Nie wstałam pierwsza, na nogach były już wszystkie alfy. Stali pod skalną półką obok wejścia do jaskini. Podeszłam do nich. Przez chwilę trwała cisza, po czym Verna
zabrała głos
:
- Nie możemy się tu ukrywać wieczność. Niedługo będziemy musieli coś zjeść, a wyjście na polowanie znów przysporzy ofiar.- Znów zapadła cisza, podczas której patrzyłyśmy sobie w oczy. Bejal i Fallen byli jakby nieobecni.
Wiedziałam o co chodzi Vernie, sama wczoraj nad tym rozmyślałam. Powiedziałam na głos, to co wszyscy już wiedzieli:
- Będziemy musieli z nim walczyć. Jeśli tego nie zrobimy wszyscy w końcu umrzemy.

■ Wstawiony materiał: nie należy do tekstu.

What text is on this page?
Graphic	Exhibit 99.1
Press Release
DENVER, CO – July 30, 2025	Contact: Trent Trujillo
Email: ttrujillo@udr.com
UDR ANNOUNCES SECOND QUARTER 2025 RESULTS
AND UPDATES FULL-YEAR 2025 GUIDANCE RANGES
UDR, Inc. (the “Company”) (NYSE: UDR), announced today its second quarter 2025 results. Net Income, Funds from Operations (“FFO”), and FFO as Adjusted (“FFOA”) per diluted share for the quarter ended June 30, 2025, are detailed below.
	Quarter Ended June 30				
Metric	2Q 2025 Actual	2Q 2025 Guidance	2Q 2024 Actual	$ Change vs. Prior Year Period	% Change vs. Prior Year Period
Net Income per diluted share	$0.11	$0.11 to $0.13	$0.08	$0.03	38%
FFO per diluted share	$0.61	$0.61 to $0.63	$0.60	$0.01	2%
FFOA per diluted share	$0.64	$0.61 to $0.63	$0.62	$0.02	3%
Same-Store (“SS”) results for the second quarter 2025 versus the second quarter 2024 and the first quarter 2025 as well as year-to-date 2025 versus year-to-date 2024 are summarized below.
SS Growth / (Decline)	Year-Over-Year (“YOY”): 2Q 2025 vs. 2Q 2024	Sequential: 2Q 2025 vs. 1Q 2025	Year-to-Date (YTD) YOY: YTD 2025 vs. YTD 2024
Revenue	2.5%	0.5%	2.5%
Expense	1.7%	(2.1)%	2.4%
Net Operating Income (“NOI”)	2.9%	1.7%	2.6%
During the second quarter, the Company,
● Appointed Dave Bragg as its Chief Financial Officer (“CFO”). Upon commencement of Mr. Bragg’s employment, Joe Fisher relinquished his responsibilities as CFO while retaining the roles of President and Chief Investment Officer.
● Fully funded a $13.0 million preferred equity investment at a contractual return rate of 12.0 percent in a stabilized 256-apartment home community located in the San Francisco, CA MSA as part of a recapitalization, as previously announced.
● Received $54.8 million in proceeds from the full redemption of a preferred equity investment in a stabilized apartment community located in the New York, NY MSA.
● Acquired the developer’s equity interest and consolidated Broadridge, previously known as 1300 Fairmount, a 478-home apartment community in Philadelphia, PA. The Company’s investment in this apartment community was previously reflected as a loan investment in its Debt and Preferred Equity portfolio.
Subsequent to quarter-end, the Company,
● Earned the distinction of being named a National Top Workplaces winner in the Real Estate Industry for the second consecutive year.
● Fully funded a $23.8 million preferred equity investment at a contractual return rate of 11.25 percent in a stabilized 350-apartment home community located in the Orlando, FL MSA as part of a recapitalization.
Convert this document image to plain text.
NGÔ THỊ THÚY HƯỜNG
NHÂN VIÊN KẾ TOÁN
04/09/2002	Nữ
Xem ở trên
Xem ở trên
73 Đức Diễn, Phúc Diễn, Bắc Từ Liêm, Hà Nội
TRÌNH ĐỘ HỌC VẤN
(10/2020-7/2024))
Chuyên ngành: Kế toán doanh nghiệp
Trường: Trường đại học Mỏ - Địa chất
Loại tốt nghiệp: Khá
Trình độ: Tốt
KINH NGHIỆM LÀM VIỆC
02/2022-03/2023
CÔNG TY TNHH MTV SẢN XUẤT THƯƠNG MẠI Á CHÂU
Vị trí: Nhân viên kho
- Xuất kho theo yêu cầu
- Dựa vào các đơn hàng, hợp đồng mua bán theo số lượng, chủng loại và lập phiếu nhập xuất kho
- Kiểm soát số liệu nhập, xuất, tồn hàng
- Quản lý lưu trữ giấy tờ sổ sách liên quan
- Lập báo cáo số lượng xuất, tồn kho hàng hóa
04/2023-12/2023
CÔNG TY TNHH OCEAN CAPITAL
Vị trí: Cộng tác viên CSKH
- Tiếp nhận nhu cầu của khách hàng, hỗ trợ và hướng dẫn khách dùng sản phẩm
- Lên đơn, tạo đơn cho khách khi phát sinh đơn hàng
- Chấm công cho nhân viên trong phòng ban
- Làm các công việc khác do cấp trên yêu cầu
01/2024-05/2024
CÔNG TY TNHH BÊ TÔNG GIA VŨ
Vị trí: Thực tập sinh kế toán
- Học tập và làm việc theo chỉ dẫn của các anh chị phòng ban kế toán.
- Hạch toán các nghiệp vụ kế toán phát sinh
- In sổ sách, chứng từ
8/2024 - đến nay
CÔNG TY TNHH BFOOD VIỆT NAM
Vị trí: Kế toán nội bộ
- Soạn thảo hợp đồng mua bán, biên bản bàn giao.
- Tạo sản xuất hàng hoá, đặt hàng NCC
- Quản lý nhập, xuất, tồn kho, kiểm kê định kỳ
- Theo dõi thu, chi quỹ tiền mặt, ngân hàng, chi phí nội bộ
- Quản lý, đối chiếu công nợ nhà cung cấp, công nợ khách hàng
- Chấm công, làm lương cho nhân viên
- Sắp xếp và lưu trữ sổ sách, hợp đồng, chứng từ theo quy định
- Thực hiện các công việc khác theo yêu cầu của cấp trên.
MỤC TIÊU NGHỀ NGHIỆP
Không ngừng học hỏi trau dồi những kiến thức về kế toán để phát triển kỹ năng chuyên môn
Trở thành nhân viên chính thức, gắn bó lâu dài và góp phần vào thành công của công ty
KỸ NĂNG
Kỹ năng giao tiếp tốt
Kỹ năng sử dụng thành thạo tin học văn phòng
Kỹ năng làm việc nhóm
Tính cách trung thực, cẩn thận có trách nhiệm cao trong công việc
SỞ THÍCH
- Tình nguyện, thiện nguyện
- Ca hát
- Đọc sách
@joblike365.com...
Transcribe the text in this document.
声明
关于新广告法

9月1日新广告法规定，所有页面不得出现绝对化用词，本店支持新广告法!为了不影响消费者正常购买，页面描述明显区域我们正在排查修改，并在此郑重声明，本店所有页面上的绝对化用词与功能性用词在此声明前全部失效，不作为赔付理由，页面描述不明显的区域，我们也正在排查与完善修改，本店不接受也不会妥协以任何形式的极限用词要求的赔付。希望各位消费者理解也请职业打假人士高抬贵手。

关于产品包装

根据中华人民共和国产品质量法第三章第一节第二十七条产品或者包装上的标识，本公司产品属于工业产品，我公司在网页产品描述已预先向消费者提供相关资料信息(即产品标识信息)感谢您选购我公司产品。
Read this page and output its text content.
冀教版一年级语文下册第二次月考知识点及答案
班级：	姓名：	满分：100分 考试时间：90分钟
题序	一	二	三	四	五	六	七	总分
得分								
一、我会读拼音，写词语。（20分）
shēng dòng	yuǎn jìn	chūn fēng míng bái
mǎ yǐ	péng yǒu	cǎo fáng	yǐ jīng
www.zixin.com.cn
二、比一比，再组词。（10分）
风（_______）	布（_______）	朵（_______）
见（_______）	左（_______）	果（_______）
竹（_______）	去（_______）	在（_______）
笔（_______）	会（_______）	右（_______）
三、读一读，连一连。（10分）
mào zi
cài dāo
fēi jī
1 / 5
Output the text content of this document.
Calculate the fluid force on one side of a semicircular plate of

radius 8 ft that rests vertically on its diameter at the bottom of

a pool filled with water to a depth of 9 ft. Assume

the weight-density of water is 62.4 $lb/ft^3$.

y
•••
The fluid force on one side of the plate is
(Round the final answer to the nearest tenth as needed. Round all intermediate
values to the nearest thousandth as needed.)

- To jedyna szansa.- Zgodziła się Verna.
Przez resztę dnia omawialiśmy szanse i szukaliśmy sposobu na Ducha Lasu. Jednak ponieważ tak właściwie nic o nim nie wiedzieliśmy nie bardzo mieliśmy chociażby pojęcie jak się go pozbyć. W końcu Alfa Powietrza oznajmiła:
- Mogę spróbować znaleźć o nim informacje, jednak nie będzie to takie proste. Nie mówiłam wam wszystkiego i nie wiem, czy teraz powinnam to zrobić. Powiem jednak, że mogę się skontaktować z kimś, kto może wiedzieć jak pozbyć się tego drania.- Chociaż nie do końca rozumieliśmy o co Jej chodzi, przystaliśmy na jej pomysł. Zaprowadziłam ją w głąb jaskini, gdzie nikt nie wchodził i gdzie mogła się skupić.